Лорд Фалмут глотнул канарского и уставился на потрепанные знамена.
– У вас есть родственные связи с католиками? Какой-нибудь брак...
– Ничего похожего.
– А сами вы не из гугенотов? Мне кто-то говорил.
– Это было очень давно, – улыбнулся Росс.
– Но даже если и так, это тем более странно.
– Нет... Просто я считаю, что нынешние законы частично лишают гражданских прав большую группу талантливых англичан, не менее преданных короне, чем вы или я.
– Средство от этого – в их собственных руках!
– Но им так не кажется, милорд. Осмелюсь предположить, это стало ясно и многим протестантам.
– Что ж... Должен признаться, капитан Полдарк, что я полностью против любых изменений действующего закона, в точности так же, как и мой отец. И даже более. Я считаю, что признание этих людей полноценными гражданами – а при первой же возможности они присягнут иностранным державам – станет национальной катастрофой и ошибкой государственного масштаба.
Росс снова улыбнулся.
– В таком случае, вероятно, хорошо, что я сам прошу об отставке.
– Надеюсь всё же, что до этого не дойдет. Подумайте еще немного. Пока что выборы не намечаются, и я предлагаю вам доработать срок, а когда придет время, обсудим всё снова.
Они замолчали.
– Еще канарского?
– Благодарю, нет, мне бы хотелось вернуться домой до темноты.
Молодой пэр поднялся.
– Кстати, о выборах. Что вы думаете о дуэли между сэром Кристофером Хокинсом и лордом Данстанвиллем?
– Что? Хокинс и Бассет! Я не слышал! Когда это случилось?
– Вы были в отъезде. Я думал, вы уже знаете, учитывая вашу дружбу с Данстанвиллем. Хотя, понятное дело, хвастаться ему нечем.
– Когда это произошло?
– В ноябре. В Лондоне. Я тоже тогда был в Лондоне, но в то время ничего не знал.
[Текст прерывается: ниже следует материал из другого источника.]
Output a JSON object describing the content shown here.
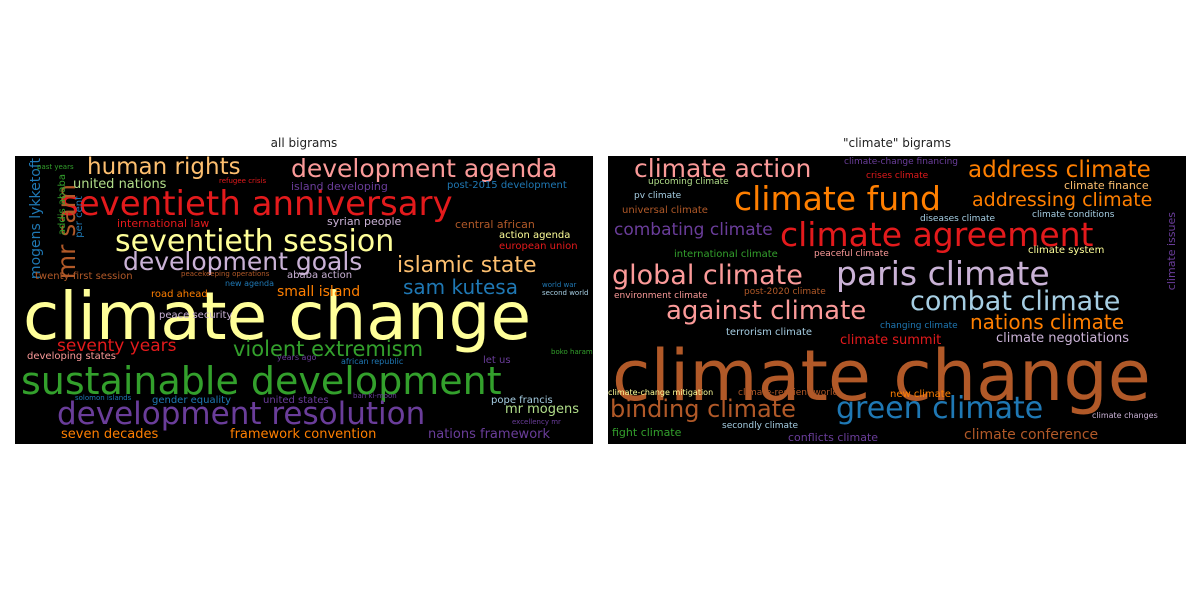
{
  "panels": [
    {
      "title": "all bigrams",
      "words": [
        {
          "text": "climate change",
          "color": "#ffff99"
        },
        {
          "text": "sustainable development",
          "color": "#33a02c"
        },
        {
          "text": "development resolution",
          "color": "#6a3d9a"
        },
        {
          "text": "seventieth anniversary",
          "color": "#e31a1c"
        },
        {
          "text": "seventieth session",
          "color": "#ffff99"
        },
        {
          "text": "development agenda",
          "color": "#fb9a99"
        },
        {
          "text": "development goals",
          "color": "#cab2d6"
        },
        {
          "text": "human rights",
          "color": "#fdbf6f"
        },
        {
          "text": "islamic state",
          "color": "#fdbf6f"
        },
        {
          "text": "sam kutesa",
          "color": "#1f78b4"
        },
        {
          "text": "violent extremism",
          "color": "#33a02c"
        },
        {
          "text": "mr sam",
          "color": "#b15928"
        },
        {
          "text": "seventy years",
          "color": "#e31a1c"
        },
        {
          "text": "mogens lykketoft",
          "color": "#1f78b4"
        },
        {
          "text": "united nations",
          "color": "#b2df8a"
        },
        {
          "text": "small island",
          "color": "#ff7f00"
        },
        {
          "text": "mr mogens",
          "color": "#b2df8a"
        },
        {
          "text": "seven decades",
          "color": "#ff7f00"
        },
        {
          "text": "framework convention",
          "color": "#ff7f00"
        },
        {
          "text": "nations framework",
          "color": "#6a3d9a"
        },
        {
          "text": "island developing",
          "color": "#6a3d9a"
        },
        {
          "text": "post-2015 development",
          "color": "#1f78b4"
        },
        {
          "text": "syrian people",
          "color": "#cab2d6"
        },
        {
          "text": "international law",
          "color": "#e31a1c"
        },
        {
          "text": "central african",
          "color": "#b15928"
        },
        {
          "text": "action agenda",
          "color": "#ffff99"
        },
        {
          "text": "european union",
          "color": "#e31a1c"
        },
        {
          "text": "twenty-first session",
          "color": "#b15928"
        },
        {
          "text": "ababa action",
          "color": "#cab2d6"
        },
        {
          "text": "road ahead",
          "color": "#ff7f00"
        },
        {
          "text": "new agenda",
          "color": "#1f78b4"
        },
        {
          "text": "peace security",
          "color": "#cab2d6"
        },
        {
          "text": "developing states",
          "color": "#fb9a99"
        },
        {
          "text": "gender equality",
          "color": "#1f78b4"
        },
        {
          "text": "united states",
          "color": "#6a3d9a"
        },
        {
          "text": "pope francis",
          "color": "#a6cee3"
        },
        {
          "text": "let us",
          "color": "#6a3d9a"
        },
        {
          "text": "african republic",
          "color": "#1f78b4"
        },
        {
          "text": "years ago",
          "color": "#6a3d9a"
        },
        {
          "text": "addis ababa",
          "color": "#33a02c"
        },
        {
          "text": "per cent",
          "color": "#1f78b4"
        },
        {
          "text": "past years",
          "color": "#33a02c"
        },
        {
          "text": "refugee crisis",
          "color": "#e31a1c"
        },
        {
          "text": "peacekeeping operations",
          "color": "#b15928"
        },
        {
          "text": "world war",
          "color": "#1f78b4"
        },
        {
          "text": "second world",
          "color": "#a6cee3"
        },
        {
          "text": "boko haram",
          "color": "#33a02c"
        },
        {
          "text": "solomon islands",
          "color": "#1f78b4"
        },
        {
          "text": "ban ki-moon",
          "color": "#6a3d9a"
        },
        {
          "text": "excellency mr",
          "color": "#6a3d9a"
        }
      ]
    },
    {
      "title": "\"climate\" bigrams",
      "words": [
        {
          "text": "climate change",
          "color": "#b15928"
        },
        {
          "text": "climate agreement",
          "color": "#e31a1c"
        },
        {
          "text": "paris climate",
          "color": "#cab2d6"
        },
        {
          "text": "climate fund",
          "color": "#ff7f00"
        },
        {
          "text": "green climate",
          "color": "#1f78b4"
        },
        {
          "text": "global climate",
          "color": "#fb9a99"
        },
        {
          "text": "combat climate",
          "color": "#a6cee3"
        },
        {
          "text": "climate action",
          "color": "#fb9a99"
        },
        {
          "text": "against climate",
          "color": "#fb9a99"
        },
        {
          "text": "binding climate",
          "color": "#b15928"
        },
        {
          "text": "address climate",
          "color": "#ff7f00"
        },
        {
          "text": "addressing climate",
          "color": "#ff7f00"
        },
        {
          "text": "nations climate",
          "color": "#ff7f00"
        },
        {
          "text": "combating climate",
          "color": "#6a3d9a"
        },
        {
          "text": "climate conference",
          "color": "#b15928"
        },
        {
          "text": "climate summit",
          "color": "#e31a1c"
        },
        {
          "text": "climate negotiations",
          "color": "#cab2d6"
        },
        {
          "text": "climate-change financing",
          "color": "#6a3d9a"
        },
        {
          "text": "crises climate",
          "color": "#e31a1c"
        },
        {
          "text": "upcoming climate",
          "color": "#b2df8a"
        },
        {
          "text": "climate finance",
          "color": "#fdbf6f"
        },
        {
          "text": "pv climate",
          "color": "#a6cee3"
        },
        {
          "text": "universal climate",
          "color": "#b15928"
        },
        {
          "text": "diseases climate",
          "color": "#a6cee3"
        },
        {
          "text": "climate conditions",
          "color": "#a6cee3"
        },
        {
          "text": "international climate",
          "color": "#33a02c"
        },
        {
          "text": "peaceful climate",
          "color": "#fb9a99"
        },
        {
          "text": "climate system",
          "color": "#ffff99"
        },
        {
          "text": "climate issues",
          "color": "#6a3d9a"
        },
        {
          "text": "environment climate",
          "color": "#fb9a99"
        },
        {
          "text": "post-2020 climate",
          "color": "#b15928"
        },
        {
          "text": "changing climate",
          "color": "#1f78b4"
        },
        {
          "text": "terrorism climate",
          "color": "#a6cee3"
        },
        {
          "text": "climate-change mitigation",
          "color": "#ffff99"
        },
        {
          "text": "climate-resilient world",
          "color": "#b15928"
        },
        {
          "text": "new climate",
          "color": "#ff7f00"
        },
        {
          "text": "fight climate",
          "color": "#33a02c"
        },
        {
          "text": "secondly climate",
          "color": "#a6cee3"
        },
        {
          "text": "conflicts climate",
          "color": "#6a3d9a"
        },
        {
          "text": "climate changes",
          "color": "#cab2d6"
        }
      ]
    }
  ]
}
Это случилось на каком-то приеме, где собрались виги. Между ними давно уже были трения – по поводу Пенрина, само собой. Вы же знаете об их соперничестве в этом округе. Но неожиданно вспыхнула ссора. Как мне сказали, вместе с Хокинсом там был Уорлегган. Хозяйка как раз говорила с ними, когда мимо проходил Данстанвилль, и он расслышал, как Хокинс произнес что-то по поводу «этих корнуольских гномов в зеленом», явно имея в виду зеленый фрак и невысокий рост Фрэнсиса Данстанвилля. Данстанвилль тут же бросил Хокинсу вызов, тот его принял, и на следующей неделе они дрались за «Савоем».
– И с каким результатом?
– Нужно ли спрашивать? Оба промахнулись, честь была удовлетворена... некоторым образом. Они с каменными лицами пожали друг другу руки, раскланялись, и на этом с инцидентом было покончено. Но на самом деле ссора не делает чести ни одному из них, неудивительно, что они о ней не болтают.
Росс последовал за хозяином дома к двери.
– Дуэль редко делает честь кому-либо из ее участников.
Фалмут обернулся.
– Отец говорил, будто и вы оказывались в подобной ситуации. Тогда всё было совершенно по-другому, я уверен. Оскорбление вашей жены... В то время как эта ссора...
– Да, разница есть. Но тогда дело закончилось смертельным исходом.
Под эти слова они прошли через приемную, под гулкое эхо шагов по дубовому полу, а потом оказались под лучами зимнего солнца. Вопреки воле Росса слова прозвучали с оттенком упрямства – всегда присущего ему недостатка. Пока лакей помогал Россу надеть плащ, молодой пэр молчал и взял собственный. С годами на лице Росса еще сильнее проступили скулы, он стал выглядеть еще чуть более мрачным.